Former heavyweight champion of the world Tyson Fury has rubbished claims that he will not be fit enough to take on Anthony Joshua, speaking out on Irish radio recently.

Fury did insist that it will take a few months of hard training, but that he will be ready to meet boxing's newest superstar in the ring should a fight materialise.

Fury has not fought professionally since he defeated Wladimir Klitschko in Germany two years ago, when he was crowned the undisputed heavyweight champion of the world.

In the time since his last appearance on the canvas, Fury was forced to vacate his titles after being charged by the UK Anti-Doping Agency for allegedly consuming a performance enhancing drug.

Fury, who admitted that he had been struggling with depression at the time, also had his boxing licence revoked as a result of the doping saga.

However, Fury cut a determined figure when speaking of the work he is putting in as he makes his way back to fitness and a potentially monumental bout with Joshua. However, recent footage and photographs have shown that Fury is a distance off being where he needs to be in terms of fitness.

Speaking in a recent interview, Fury said: "The fitness is coming along good. I’m training hard and trying to lose a bit of weight at the minute, that’s the most important thing before I make the big return.

"I’ve done it all my life – I’ve had 25 fights and in 23 of them I’ve had to lose more than five stone so it’s something that’s normal to me.

"I’m a 28-year-old and it’s only a short period of time in which I get the weight off. I do the weight in about eight to ten weeks, that’s the weight gone and I can concentrate on the boxing side of things.

"So it’s not really an issue for me to be honest. If you can put the work in, then the weight will come off, it’s more of a will to do it."

Fury has never been the physical specimen that Anthony Joshua (although to be fair not many people on the planet earth can compare) and he admits as much, not considering himself to be an "athlete".

"Being a professional athlete, you should never let yourself go like I do. People will say to me, ‘you’re a professional athlete’ and I’ll say 'no, I’m a professional fighting man'.

"I’m the furthest thing from an athlete than anyone can be but I can fight, it’s what I’m good at, so I don’t really worry about the athlete side of things.

"An athlete is somehow who is fit all the time, takes the job 100% seriously, all that sort of stuff. For me, it’s not the training side of things, it’s just the fighting that I love."

The fiery Irishman is surprisingly motivated.
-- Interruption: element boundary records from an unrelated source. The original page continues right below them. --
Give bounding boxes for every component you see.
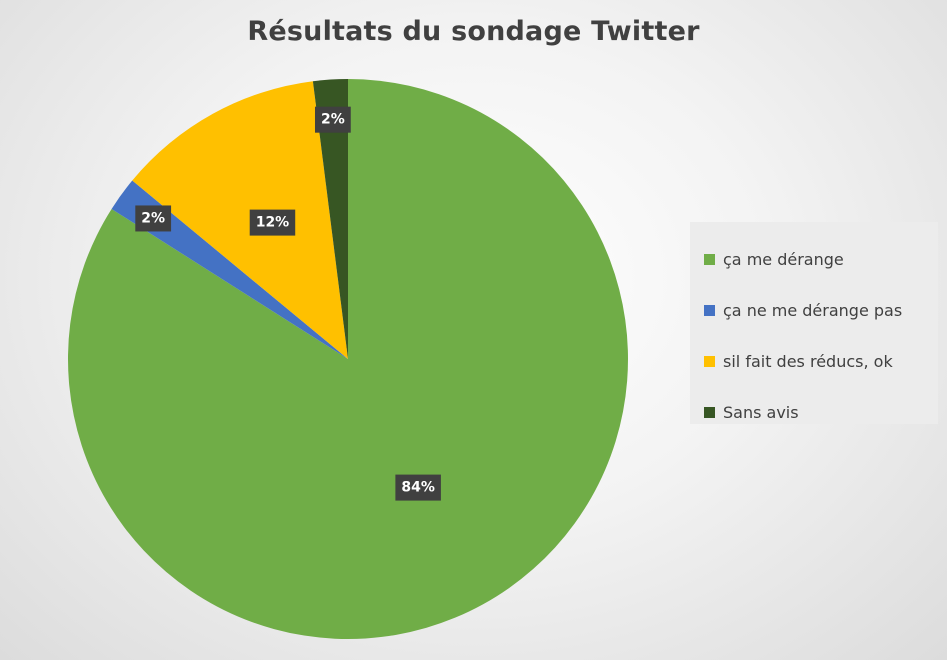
data-label-text: 84% [401, 480, 435, 496]
data-label: 2% [314, 106, 351, 133]
legend-label: ça ne me dérange pas [723, 301, 903, 320]
data-label-box [395, 474, 441, 501]
data-label-text: 2% [141, 210, 165, 226]
data-label-box [135, 205, 172, 232]
pie-slice [68, 79, 628, 640]
legend-swatch [704, 254, 715, 265]
legend-label: Sans avis [723, 403, 799, 422]
pie-slice [132, 81, 348, 359]
legend-swatch [704, 407, 715, 418]
legend-item: ça ne me dérange pas [704, 285, 938, 336]
data-label-box [314, 106, 351, 133]
legend-item: sil fait des réducs, ok [704, 336, 938, 387]
data-label: 84% [395, 474, 441, 501]
data-label: 12% [249, 209, 296, 236]
legend-swatch [704, 356, 715, 367]
legend-item: ça me dérange [704, 234, 938, 285]
data-label: 2% [135, 205, 172, 232]
data-label-text: 12% [256, 215, 290, 231]
chart-title: Résultats du sondage Twitter [247, 16, 700, 47]
legend-swatch [704, 305, 715, 316]
data-label-text: 2% [321, 112, 345, 128]
pie-data-labels: 84% 2% 12% 2% [135, 106, 441, 501]
legend-label: ça me dérange [723, 250, 844, 269]
data-label-box [249, 209, 296, 236]
pie-slices [68, 79, 628, 640]
legend-label: sil fait des réducs, ok [723, 352, 893, 371]
pie-slice [312, 79, 348, 359]
legend-item: Sans avis [704, 387, 938, 438]
chart-legend: ça me dérange ça ne me dérange pas sil f… [690, 222, 938, 424]
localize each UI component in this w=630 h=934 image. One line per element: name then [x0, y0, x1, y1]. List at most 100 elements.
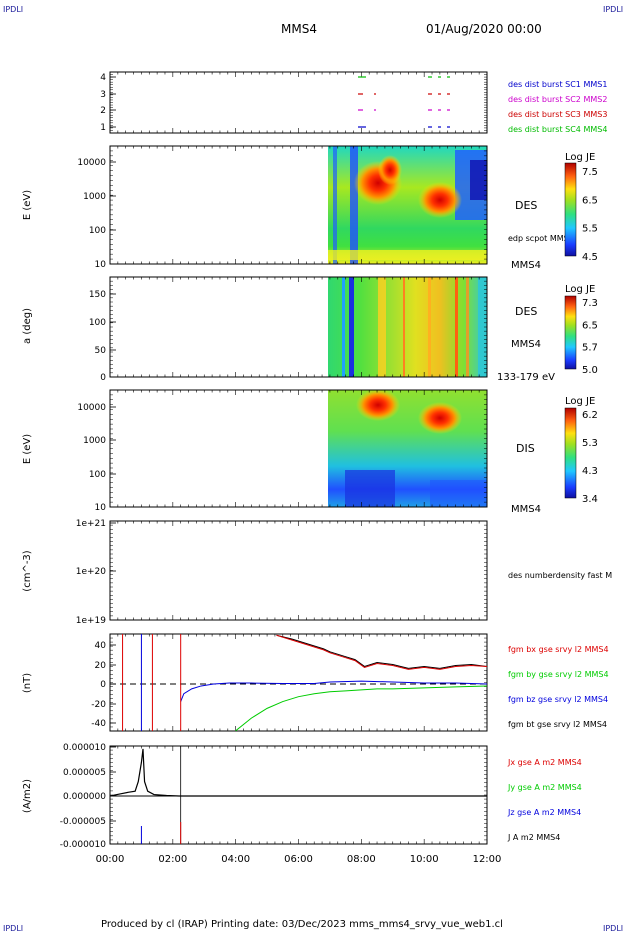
y-tick-label: 1e+19 [76, 616, 107, 626]
colorbar-tick-label: 6.5 [582, 195, 598, 206]
current-line [110, 748, 487, 797]
corner-label-tr: IPDLI [603, 5, 624, 14]
y-axis-label-current: (A/m2) [22, 779, 33, 813]
fgm-legend-item: fgm bt gse srvy l2 MMS4 [508, 720, 607, 729]
density-legend-item: des numberdensity fast M [508, 571, 612, 580]
fgm-legend-item: fgm by gse srvy l2 MMS4 [508, 670, 609, 679]
time-tick-label: 12:00 [473, 854, 502, 865]
colorbar-tick-label: 5.7 [582, 343, 598, 354]
y-tick-label: 1 [100, 123, 106, 133]
y-tick-label: -20 [91, 700, 106, 710]
current-legend-item: Jx gse A m2 MMS4 [507, 758, 582, 767]
y-tick-label: 1e+21 [76, 519, 106, 529]
panel-frame-density [109, 520, 488, 621]
dis-energy-spectrogram [328, 390, 487, 507]
fgm-line [276, 634, 487, 670]
y-tick-label: 10000 [77, 403, 106, 413]
y-axis-label-density: (cm^-3) [22, 550, 33, 591]
panel-right-label: DIS [516, 442, 535, 455]
y-axis-label-fgm: (nT) [22, 673, 33, 693]
colorbar-tick-label: 5.0 [582, 365, 598, 376]
burst-legend-item: des dist burst SC3 MMS3 [508, 110, 607, 119]
panel-frame-burst [109, 71, 488, 134]
fgm-line [235, 685, 487, 731]
panel-right-label: MMS4 [511, 339, 541, 350]
y-tick-label: 20 [95, 661, 107, 671]
y-tick-label: 40 [95, 641, 107, 651]
colorbar-dis-energy [564, 407, 577, 499]
y-tick-label: 100 [89, 470, 106, 480]
header-datetime: 01/Aug/2020 00:00 [426, 22, 542, 36]
corner-label-tl: IPDLI [3, 5, 24, 14]
y-tick-label: 0.000005 [63, 768, 106, 778]
y-tick-label: -0.000010 [60, 840, 106, 850]
y-tick-label: 3 [100, 90, 106, 100]
footer-text: Produced by cl (IRAP) Printing date: 03/… [101, 919, 503, 930]
current-legend-item: Jy gse A m2 MMS4 [507, 783, 582, 792]
y-tick-label: 10000 [77, 158, 106, 168]
panel-frame-fgm [109, 633, 488, 732]
time-tick-label: 04:00 [221, 854, 250, 865]
y-tick-label: 0 [100, 680, 106, 690]
current-series-group [110, 746, 487, 844]
fgm-legend-item: fgm bz gse srvy l2 MMS4 [508, 695, 608, 704]
y-tick-label: 100 [89, 226, 106, 236]
burst-legend-item: des dist burst SC1 MMS1 [508, 80, 607, 89]
des-energy-spectrogram [328, 146, 487, 264]
colorbar-tick-label: 3.4 [582, 494, 598, 505]
panel-right-label: DES [515, 305, 537, 318]
colorbar-title: Log JE [565, 396, 595, 407]
colorbar-tick-label: 4.3 [582, 466, 598, 477]
burst-legend-item: des dist burst SC4 MMS4 [508, 125, 607, 134]
time-tick-label: 02:00 [158, 854, 187, 865]
panel-right-label: MMS4 [511, 260, 541, 271]
y-axis-label-dis_energy: E (eV) [22, 434, 33, 464]
current-legend-item: Jz gse A m2 MMS4 [507, 808, 581, 817]
time-tick-label: 08:00 [347, 854, 376, 865]
panel-right-label: DES [515, 199, 537, 212]
y-tick-label: 1000 [83, 436, 106, 446]
y-tick-label: 1000 [83, 192, 106, 202]
panel-right-label: MMS4 [511, 504, 541, 515]
corner-label-br: IPDLI [603, 924, 624, 933]
y-tick-label: 4 [100, 73, 106, 83]
y-tick-label: 2 [100, 106, 106, 116]
y-tick-label: 100 [89, 318, 106, 328]
colorbar-title: Log JE [565, 152, 595, 163]
y-axis-label-des_energy: E (eV) [22, 190, 33, 220]
y-tick-label: 0.000000 [63, 792, 106, 802]
colorbar-tick-label: 5.3 [582, 438, 598, 449]
colorbar-des-energy [564, 162, 577, 257]
colorbar-tick-label: 4.5 [582, 252, 598, 263]
y-tick-label: 0 [100, 373, 106, 383]
des-pitch-spectrogram [328, 277, 487, 377]
colorbar-des-pitch [564, 295, 577, 370]
time-tick-label: 06:00 [284, 854, 313, 865]
fgm-series-group [122, 634, 487, 731]
y-tick-label: 1e+20 [76, 567, 107, 577]
y-tick-label: 150 [89, 290, 106, 300]
current-legend-item: J A m2 MMS4 [507, 833, 560, 842]
y-tick-label: 50 [95, 346, 107, 356]
time-tick-label: 10:00 [410, 854, 439, 865]
colorbar-tick-label: 7.5 [582, 167, 598, 178]
colorbar-tick-label: 5.5 [582, 224, 598, 235]
fgm-line [276, 634, 487, 669]
colorbar-title: Log JE [565, 284, 595, 295]
burst-legend-item: des dist burst SC2 MMS2 [508, 95, 607, 104]
y-tick-label: 10 [95, 503, 107, 513]
fgm-line [180, 680, 487, 702]
panel-right-label: edp scpot MMS4 [508, 234, 574, 243]
colorbar-tick-label: 6.2 [582, 410, 598, 421]
colorbar-tick-label: 6.5 [582, 320, 598, 331]
y-tick-label: -40 [91, 719, 106, 729]
header-spacecraft: MMS4 [281, 22, 317, 36]
panel-right-label: 133-179 eV [497, 372, 555, 383]
y-tick-label: -0.000005 [60, 817, 106, 827]
corner-label-bl: IPDLI [3, 924, 24, 933]
fgm-legend-item: fgm bx gse srvy l2 MMS4 [508, 645, 609, 654]
y-tick-label: 0.000010 [63, 743, 106, 753]
colorbar-tick-label: 7.3 [582, 298, 598, 309]
y-axis-label-des_pitch: a (deg) [22, 308, 33, 344]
Having admitted in the past that he "hates boxing", it seems that the prospect of a bout with Joshua has reinvigorated the 28-year-old.

"I get turned onto the sport when I have a challenge. When people think that someone can beat me, that’s when I like boxing," he explained.

"When I beat Klitschko he was the man in the division. For 12 years he was unbeaten, took on all comers and beat them all and I beat the man who was the legend of the game and I relieved him of all his belts.

"All these so-called champions today are on champions because of me. I got all those belts off Klitschko which they could never do.

"They could never go to Germany and beat Klitschko when he was 11-years unbeaten.

"Klitschko was a broken man when he fought AJ, he was nowhere near the same man, coming off a humiliating loss."